Russian health and demographics experts say the abortion legacy has created a problem greater than the private trauma of childless couples, because the resulting infertility contributes to a low birth rate. That trend and a soaring death rate are helping reduce Russia's population at a rapid rate.

U.N. population experts predict that in 50 years Russia will be the world's 17th-most populous country; it is now the sixth. Projections show Russia will lose more than a quarter of its population, dropping from 143 million people to 104 million by 2050.

Like other countries in Europe, Russia has been experiencing a falling fertility rate for most of the last half-century. It is now the sixth-lowest in the world, according to U.N. studies. On average, Russian women now bear just more than one child.
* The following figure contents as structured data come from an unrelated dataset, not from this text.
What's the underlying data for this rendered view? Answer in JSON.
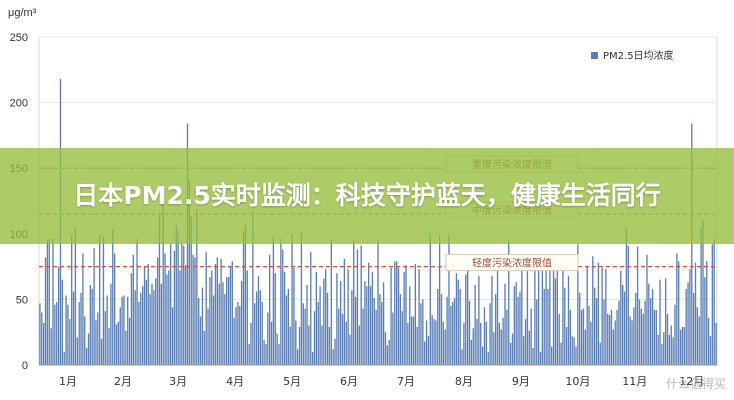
{
  "banner": {
    "title": "日本PM2.5实时监测：科技守护蓝天，健康生活同行"
  },
  "watermark": "什么值得买",
  "chart_data": {
    "type": "bar",
    "unit": "μg/m³",
    "ylim": [
      0,
      250
    ],
    "yticks": [
      0,
      50,
      100,
      150,
      200,
      250
    ],
    "months": [
      "1月",
      "2月",
      "3月",
      "4月",
      "5月",
      "6月",
      "7月",
      "8月",
      "9月",
      "10月",
      "11月",
      "12月"
    ],
    "legend": {
      "label": "PM2.5日均浓度",
      "position": "top-right"
    },
    "thresholds": [
      {
        "label": "重度污染浓度限值",
        "value": 150,
        "color": "#c0902a"
      },
      {
        "label": "中度污染浓度限值",
        "value": 115,
        "color": "#c0902a"
      },
      {
        "label": "轻度污染浓度限值",
        "value": 75,
        "color": "#d2503a"
      }
    ],
    "series_color": "#5b7fb5",
    "daily_values": [
      47,
      40,
      32,
      82,
      96,
      96,
      28,
      97,
      46,
      48,
      75,
      218,
      65,
      10,
      53,
      46,
      35,
      98,
      56,
      105,
      21,
      48,
      55,
      85,
      37,
      13,
      24,
      61,
      58,
      89,
      34,
      40,
      99,
      20,
      98,
      41,
      53,
      28,
      62,
      103,
      85,
      31,
      33,
      44,
      52,
      53,
      26,
      52,
      36,
      70,
      84,
      57,
      96,
      48,
      55,
      60,
      75,
      65,
      77,
      54,
      62,
      57,
      66,
      82,
      115,
      62,
      135,
      85,
      69,
      72,
      92,
      44,
      87,
      107,
      103,
      72,
      93,
      91,
      76,
      184,
      141,
      113,
      84,
      82,
      119,
      51,
      37,
      59,
      26,
      86,
      43,
      67,
      72,
      53,
      77,
      82,
      62,
      81,
      63,
      54,
      67,
      67,
      75,
      79,
      36,
      44,
      48,
      45,
      64,
      102,
      107,
      72,
      16,
      32,
      117,
      47,
      56,
      68,
      57,
      48,
      19,
      16,
      40,
      84,
      33,
      98,
      70,
      24,
      16,
      96,
      88,
      71,
      53,
      58,
      29,
      100,
      74,
      34,
      12,
      29,
      101,
      47,
      43,
      61,
      30,
      86,
      10,
      41,
      71,
      48,
      60,
      30,
      66,
      73,
      55,
      29,
      96,
      12,
      20,
      70,
      43,
      64,
      39,
      81,
      33,
      73,
      23,
      57,
      95,
      52,
      88,
      30,
      91,
      43,
      64,
      60,
      78,
      60,
      71,
      51,
      42,
      95,
      54,
      48,
      63,
      25,
      15,
      19,
      74,
      40,
      79,
      79,
      74,
      54,
      41,
      71,
      76,
      32,
      60,
      37,
      37,
      77,
      29,
      73,
      47,
      50,
      18,
      34,
      22,
      100,
      38,
      35,
      34,
      58,
      99,
      54,
      33,
      27,
      52,
      99,
      45,
      48,
      51,
      70,
      65,
      58,
      12,
      32,
      69,
      82,
      49,
      19,
      28,
      61,
      35,
      68,
      32,
      14,
      44,
      33,
      10,
      47,
      68,
      25,
      54,
      75,
      32,
      27,
      36,
      62,
      42,
      95,
      17,
      24,
      60,
      63,
      52,
      56,
      77,
      22,
      35,
      82,
      26,
      43,
      13,
      79,
      50,
      77,
      10,
      83,
      58,
      72,
      58,
      81,
      14,
      79,
      66,
      75,
      39,
      17,
      74,
      59,
      29,
      68,
      42,
      22,
      21,
      14,
      92,
      55,
      42,
      43,
      27,
      75,
      45,
      33,
      83,
      59,
      51,
      78,
      17,
      74,
      50,
      73,
      39,
      38,
      42,
      27,
      34,
      42,
      49,
      72,
      61,
      56,
      104,
      91,
      37,
      34,
      44,
      55,
      90,
      50,
      43,
      39,
      49,
      84,
      62,
      51,
      58,
      42,
      42,
      23,
      65,
      16,
      25,
      66,
      39,
      23,
      30,
      21,
      46,
      85,
      79,
      27,
      29,
      29,
      58,
      63,
      73,
      184,
      55,
      78,
      44,
      37,
      105,
      110,
      67,
      79,
      36,
      22,
      92,
      96,
      32
    ]
  }
}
Such statistics help buttress Serov's arguments that the government must take better care of women's reproductive health by promoting contraceptives instead of abortions and fighting the spread of sexually transmitted diseases, which he considers the second-leading cause of infertility after abortions. He said the government hopes to set the course with a new program next year.

Whether it will be funded is another question. Abortion-related infertility is one piece of a much bigger health care crisis that has yet to command much of the Kremlin's attention. Russia's health care system is in a state of collapse, and with it, the public's health, by almost any measure, whether heart disease or HIV. Russia spends just 5.3 percent of its gross domestic product on health, less than 37 other European countries, according to the World Health Organization.

“The country just does not have the money,” Serov said. “This is very sad. If we are not able to stop the epidemic of abortions and control the transmission of genital infections, the reproductive force will be damaged.”

State-funded clinics provide free first-trimester abortions upon request and second-trimester abortions up to the 22nd week of pregnancy for medical or social reasons that include lack of a husband, housing or adequate financial support.

The Soviet Union first legalized abortion during a widespread famine in 1920, more than a half-century before the landmark Roe v. Wade decision in the United States. They were banned under Josef Stalin in 1936 in hopes of encouraging births, then legalized again in 1955 after his death.

Russian women came to view abortion as a routine procedure, doctors say, comparable almost to a tooth extraction. A study in 1994 found that the average Russian woman had three abortions by the end of her child-bearing years.

Esipova, a tall, friendly specialist in commercial real estate, said she was not overly worried about having an abortion when she found out at age 19 she was pregnant. “All my friends had done it already,” she said.

She went to a state clinic because she felt she would get reliable care there. When she discovered the complications four years later, she said, her confidence in Russian medical care was shot. In 1998, she tried artificial insemination at a fertility clinic in the United States, she said, but without success. Four years later, she and her second husband were divorced.

Other problems besides her infertility led to the break-up of her marriages, she said.

But she added: “Of course, if I had gotten pregnant, it would have been a different story.”